For the past five years, Tugman has worked out of her South Clay Street home in an attached beauty shop built by her husband, William. All that time she has been doing the hair of her old friend, Katherine Smith, and it only seemed right that Smith be her last appointment Friday.
Smith, who worked roughly 60 years at Randall’s before she retired, isn’t sure who will be her new beautician.
“I haven’t even decided,” Smith said. “I hate going to anyone else.”
Out of her home beauty shop — “I tell everybody you’re sitting in my back yard” — Tugman styled the hair of her loyal customers from Randall’s until many of them passed on.
“It just kept going on with people who supported me over the years,” said Tugman, who often baked cakes for her customers. “… I just love to take care of them and make them smile.”

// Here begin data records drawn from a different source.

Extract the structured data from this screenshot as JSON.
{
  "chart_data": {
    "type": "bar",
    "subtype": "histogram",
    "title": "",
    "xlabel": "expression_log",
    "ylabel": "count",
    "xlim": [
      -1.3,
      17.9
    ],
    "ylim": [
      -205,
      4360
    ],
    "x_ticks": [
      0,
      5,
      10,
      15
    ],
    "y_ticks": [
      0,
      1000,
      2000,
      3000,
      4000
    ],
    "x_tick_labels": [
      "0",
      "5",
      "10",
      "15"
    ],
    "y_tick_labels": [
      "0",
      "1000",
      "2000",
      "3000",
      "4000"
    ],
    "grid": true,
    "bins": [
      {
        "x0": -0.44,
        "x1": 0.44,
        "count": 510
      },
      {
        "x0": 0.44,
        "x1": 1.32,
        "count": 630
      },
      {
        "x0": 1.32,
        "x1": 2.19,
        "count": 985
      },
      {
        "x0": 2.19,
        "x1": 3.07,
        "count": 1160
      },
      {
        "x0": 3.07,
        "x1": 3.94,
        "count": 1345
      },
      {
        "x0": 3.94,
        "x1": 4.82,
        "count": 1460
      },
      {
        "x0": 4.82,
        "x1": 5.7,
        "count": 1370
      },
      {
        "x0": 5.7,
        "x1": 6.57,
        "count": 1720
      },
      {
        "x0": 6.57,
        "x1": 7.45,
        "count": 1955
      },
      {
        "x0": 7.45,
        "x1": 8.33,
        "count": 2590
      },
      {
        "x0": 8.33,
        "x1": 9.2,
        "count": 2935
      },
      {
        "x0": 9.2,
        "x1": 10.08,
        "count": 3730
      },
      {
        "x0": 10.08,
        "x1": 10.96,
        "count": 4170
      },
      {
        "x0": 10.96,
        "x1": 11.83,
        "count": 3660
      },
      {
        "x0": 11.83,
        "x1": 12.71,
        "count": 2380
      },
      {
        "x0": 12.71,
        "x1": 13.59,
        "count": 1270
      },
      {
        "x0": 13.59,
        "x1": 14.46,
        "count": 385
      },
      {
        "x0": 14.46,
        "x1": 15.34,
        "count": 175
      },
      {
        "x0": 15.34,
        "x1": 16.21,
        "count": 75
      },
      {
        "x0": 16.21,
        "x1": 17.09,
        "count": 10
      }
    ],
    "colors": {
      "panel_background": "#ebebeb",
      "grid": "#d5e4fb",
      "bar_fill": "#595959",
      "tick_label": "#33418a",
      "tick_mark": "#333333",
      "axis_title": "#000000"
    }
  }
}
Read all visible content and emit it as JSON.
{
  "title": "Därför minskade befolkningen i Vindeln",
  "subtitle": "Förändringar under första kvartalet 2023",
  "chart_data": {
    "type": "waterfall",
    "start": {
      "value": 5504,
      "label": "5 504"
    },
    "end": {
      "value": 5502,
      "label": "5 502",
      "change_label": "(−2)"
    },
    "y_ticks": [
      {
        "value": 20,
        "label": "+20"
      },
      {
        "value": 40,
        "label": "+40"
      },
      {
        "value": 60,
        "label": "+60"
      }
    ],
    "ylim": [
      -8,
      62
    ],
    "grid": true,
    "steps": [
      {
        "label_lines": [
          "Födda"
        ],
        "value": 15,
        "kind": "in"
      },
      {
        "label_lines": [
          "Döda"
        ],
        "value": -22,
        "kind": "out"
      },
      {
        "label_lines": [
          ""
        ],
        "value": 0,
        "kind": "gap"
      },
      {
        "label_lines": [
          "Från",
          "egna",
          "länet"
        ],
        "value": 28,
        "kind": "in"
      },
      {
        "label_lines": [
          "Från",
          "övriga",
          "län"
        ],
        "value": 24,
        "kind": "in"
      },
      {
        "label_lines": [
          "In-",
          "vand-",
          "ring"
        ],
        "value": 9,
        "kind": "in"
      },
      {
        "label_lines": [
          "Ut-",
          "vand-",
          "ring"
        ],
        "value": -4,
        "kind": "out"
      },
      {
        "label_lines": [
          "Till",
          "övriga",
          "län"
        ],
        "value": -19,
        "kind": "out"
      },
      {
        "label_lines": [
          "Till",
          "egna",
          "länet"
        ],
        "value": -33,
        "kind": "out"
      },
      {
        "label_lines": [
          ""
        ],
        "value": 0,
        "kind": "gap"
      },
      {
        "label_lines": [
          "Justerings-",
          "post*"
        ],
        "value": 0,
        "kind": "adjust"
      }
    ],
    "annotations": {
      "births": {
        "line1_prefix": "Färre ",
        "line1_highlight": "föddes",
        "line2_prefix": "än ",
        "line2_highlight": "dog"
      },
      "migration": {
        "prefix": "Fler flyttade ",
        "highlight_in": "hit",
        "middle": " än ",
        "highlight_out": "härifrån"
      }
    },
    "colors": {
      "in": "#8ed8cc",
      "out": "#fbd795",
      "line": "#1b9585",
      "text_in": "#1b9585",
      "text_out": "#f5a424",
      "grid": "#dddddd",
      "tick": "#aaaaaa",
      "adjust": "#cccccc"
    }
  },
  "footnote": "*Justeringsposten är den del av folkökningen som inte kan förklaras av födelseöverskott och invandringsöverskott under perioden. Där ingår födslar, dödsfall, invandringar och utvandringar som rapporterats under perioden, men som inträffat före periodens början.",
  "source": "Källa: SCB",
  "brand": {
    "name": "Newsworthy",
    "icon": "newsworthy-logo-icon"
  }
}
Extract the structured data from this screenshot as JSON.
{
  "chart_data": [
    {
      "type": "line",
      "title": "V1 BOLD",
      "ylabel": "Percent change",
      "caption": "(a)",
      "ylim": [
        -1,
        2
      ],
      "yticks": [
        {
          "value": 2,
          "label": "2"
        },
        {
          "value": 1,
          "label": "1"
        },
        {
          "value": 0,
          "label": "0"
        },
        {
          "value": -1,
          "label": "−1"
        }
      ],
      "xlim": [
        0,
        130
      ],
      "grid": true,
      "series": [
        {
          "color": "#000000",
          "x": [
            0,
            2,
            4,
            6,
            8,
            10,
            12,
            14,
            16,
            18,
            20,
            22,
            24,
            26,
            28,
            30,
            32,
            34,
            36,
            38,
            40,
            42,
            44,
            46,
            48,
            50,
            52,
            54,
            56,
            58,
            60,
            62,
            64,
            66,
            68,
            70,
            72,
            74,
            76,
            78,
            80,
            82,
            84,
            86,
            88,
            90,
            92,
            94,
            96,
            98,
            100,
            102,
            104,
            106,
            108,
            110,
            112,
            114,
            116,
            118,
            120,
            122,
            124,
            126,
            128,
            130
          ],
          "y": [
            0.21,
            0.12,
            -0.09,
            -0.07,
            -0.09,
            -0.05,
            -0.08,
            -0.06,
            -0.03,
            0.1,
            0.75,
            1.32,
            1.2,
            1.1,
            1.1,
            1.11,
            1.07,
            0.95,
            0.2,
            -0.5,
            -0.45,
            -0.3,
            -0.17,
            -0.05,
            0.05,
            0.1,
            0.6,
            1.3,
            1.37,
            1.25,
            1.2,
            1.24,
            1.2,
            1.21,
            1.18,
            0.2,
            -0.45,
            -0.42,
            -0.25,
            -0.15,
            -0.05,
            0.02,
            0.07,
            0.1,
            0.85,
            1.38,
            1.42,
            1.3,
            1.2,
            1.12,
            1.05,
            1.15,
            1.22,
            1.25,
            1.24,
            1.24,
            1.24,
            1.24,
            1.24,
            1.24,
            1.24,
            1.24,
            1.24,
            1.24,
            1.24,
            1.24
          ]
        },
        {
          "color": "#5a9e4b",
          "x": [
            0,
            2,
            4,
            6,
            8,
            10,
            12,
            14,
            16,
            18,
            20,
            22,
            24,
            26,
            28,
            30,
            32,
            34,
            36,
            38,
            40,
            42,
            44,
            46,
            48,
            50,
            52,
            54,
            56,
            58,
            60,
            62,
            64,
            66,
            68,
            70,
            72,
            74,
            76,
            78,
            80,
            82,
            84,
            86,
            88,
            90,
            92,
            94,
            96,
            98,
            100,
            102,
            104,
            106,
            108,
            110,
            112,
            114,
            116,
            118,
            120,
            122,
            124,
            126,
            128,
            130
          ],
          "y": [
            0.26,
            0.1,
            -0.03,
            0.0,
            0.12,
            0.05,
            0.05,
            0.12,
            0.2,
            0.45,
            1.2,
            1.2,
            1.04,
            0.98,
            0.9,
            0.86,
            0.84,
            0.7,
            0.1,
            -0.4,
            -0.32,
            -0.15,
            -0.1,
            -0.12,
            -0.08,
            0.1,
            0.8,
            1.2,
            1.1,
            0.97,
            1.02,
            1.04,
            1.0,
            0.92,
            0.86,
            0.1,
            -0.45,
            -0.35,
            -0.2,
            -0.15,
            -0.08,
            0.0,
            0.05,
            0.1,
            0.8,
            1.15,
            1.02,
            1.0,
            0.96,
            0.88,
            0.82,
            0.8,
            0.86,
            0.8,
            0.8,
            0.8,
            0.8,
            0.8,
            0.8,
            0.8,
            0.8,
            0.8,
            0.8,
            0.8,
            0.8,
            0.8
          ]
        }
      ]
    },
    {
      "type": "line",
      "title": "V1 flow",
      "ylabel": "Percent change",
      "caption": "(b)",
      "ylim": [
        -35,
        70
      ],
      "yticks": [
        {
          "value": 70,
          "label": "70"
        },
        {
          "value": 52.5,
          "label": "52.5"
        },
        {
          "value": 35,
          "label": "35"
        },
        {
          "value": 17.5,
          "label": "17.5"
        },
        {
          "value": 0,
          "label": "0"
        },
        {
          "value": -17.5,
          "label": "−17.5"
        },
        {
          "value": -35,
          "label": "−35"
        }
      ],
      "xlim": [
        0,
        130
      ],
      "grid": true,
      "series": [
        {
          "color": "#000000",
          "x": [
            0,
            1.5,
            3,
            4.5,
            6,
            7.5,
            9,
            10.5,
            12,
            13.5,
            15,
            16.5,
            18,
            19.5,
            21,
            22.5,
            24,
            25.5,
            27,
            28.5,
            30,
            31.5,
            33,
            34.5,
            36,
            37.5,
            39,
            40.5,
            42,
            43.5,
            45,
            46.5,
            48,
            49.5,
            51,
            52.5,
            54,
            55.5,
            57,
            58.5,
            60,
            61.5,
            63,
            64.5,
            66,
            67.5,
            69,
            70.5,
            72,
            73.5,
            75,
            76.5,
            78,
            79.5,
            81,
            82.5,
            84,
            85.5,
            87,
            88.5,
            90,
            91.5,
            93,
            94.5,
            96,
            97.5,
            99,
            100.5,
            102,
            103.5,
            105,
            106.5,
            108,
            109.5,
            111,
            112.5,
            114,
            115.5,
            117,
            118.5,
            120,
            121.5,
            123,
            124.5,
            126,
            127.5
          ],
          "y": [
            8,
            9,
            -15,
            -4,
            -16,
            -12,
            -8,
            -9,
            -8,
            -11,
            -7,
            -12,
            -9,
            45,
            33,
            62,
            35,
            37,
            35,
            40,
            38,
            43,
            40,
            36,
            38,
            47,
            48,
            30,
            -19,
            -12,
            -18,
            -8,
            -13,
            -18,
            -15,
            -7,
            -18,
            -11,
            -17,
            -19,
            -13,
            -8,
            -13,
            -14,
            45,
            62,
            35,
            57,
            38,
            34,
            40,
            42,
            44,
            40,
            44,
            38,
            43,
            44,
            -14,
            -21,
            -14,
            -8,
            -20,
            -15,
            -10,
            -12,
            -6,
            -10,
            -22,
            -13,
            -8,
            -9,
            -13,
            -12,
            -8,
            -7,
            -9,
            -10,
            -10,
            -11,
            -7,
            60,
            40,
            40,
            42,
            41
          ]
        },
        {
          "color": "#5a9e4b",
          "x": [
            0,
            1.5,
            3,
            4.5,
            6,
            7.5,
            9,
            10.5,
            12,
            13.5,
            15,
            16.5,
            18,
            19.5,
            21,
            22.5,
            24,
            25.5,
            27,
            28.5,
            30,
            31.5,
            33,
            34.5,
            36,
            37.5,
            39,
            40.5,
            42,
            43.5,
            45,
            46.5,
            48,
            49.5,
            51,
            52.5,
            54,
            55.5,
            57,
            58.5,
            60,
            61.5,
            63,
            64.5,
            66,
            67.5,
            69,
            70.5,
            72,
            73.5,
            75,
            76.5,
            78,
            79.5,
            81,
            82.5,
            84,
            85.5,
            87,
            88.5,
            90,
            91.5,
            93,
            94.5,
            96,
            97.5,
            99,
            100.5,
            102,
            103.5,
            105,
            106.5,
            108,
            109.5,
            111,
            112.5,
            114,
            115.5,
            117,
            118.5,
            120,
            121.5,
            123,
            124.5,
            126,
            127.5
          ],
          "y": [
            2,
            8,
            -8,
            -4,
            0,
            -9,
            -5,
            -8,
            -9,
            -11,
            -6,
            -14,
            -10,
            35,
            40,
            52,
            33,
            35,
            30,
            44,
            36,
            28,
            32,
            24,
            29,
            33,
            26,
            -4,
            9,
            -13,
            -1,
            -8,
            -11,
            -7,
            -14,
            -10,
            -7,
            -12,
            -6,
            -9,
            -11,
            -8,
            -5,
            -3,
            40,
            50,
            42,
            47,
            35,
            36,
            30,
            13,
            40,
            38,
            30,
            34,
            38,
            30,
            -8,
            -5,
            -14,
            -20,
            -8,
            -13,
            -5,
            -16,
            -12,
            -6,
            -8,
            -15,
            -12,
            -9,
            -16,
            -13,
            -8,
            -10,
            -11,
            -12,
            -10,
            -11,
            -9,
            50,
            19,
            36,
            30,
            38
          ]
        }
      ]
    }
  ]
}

She was still doing the hair of customers such as 95-year-old Mrs. McKinney and 100-year-old Mrs. Monroe. Tugman sometimes would pick up her older customers, drive them to her beauty shop, do their hair and take them back home.
At times they would stop at the grocery store along the way, or Tugman might take a customer to the hospital cafeteria for a good chicken salad sandwich.
The side trips were fun and just part of being a friend, Tugman said.
“That was a blessing for me and for them,” she added. She never charged for the extras.
To all her customers, Tugman has recommended a couple of beauticians who could take her place. “I’m not leaving people in thin air,” she said.
Tugman said she will miss everybody, all their conversations and trying to make them smile.
“All my life, I’ve taken care of elderly people,” she said.
Outside of the shop, she was caregiver in their older years for her mother and father, an aunt, her mother-in-law and a brother-in-law.
“It was just part of me,” she said.
Smith and Tugman worked at Randall’s when it was the hub of activity in Salisbury’s West End, not far from Livingstone College.

“They had the pulse of everything going on,” Shirley Johnson recalled. Tugman was Johnson’s mother’s beautician.
“She was a great friend to her customers,” Johnson added of Tugman. “She was like a psychiatrist.”
Tugman grew up in East Spencer, attended Dunbar High School and moved to Salisbury when she married William almost 50 years ago.
She learned her trade at a beauty college in Winston-Salem. When she started in the business, her women customers could receive a comb, press, shampoo and wash for 50 cents. These days, “the works” cost $35 to $40, and a permanent or curl might jump the price to $65.
“When I started out, I never would have imagined,” she would work this long, Tugman said.
She and William have two grown children and three grandchildren. The couple are active in First Calvary Baptist Church.
In retirement, Gloria Tugman said she will have plenty to do with sewing, interior decorating, going to flea markets and club meetings and even deep sea fishing.
“I’m a champion at that now,” she boasted. “I beat the men folk.”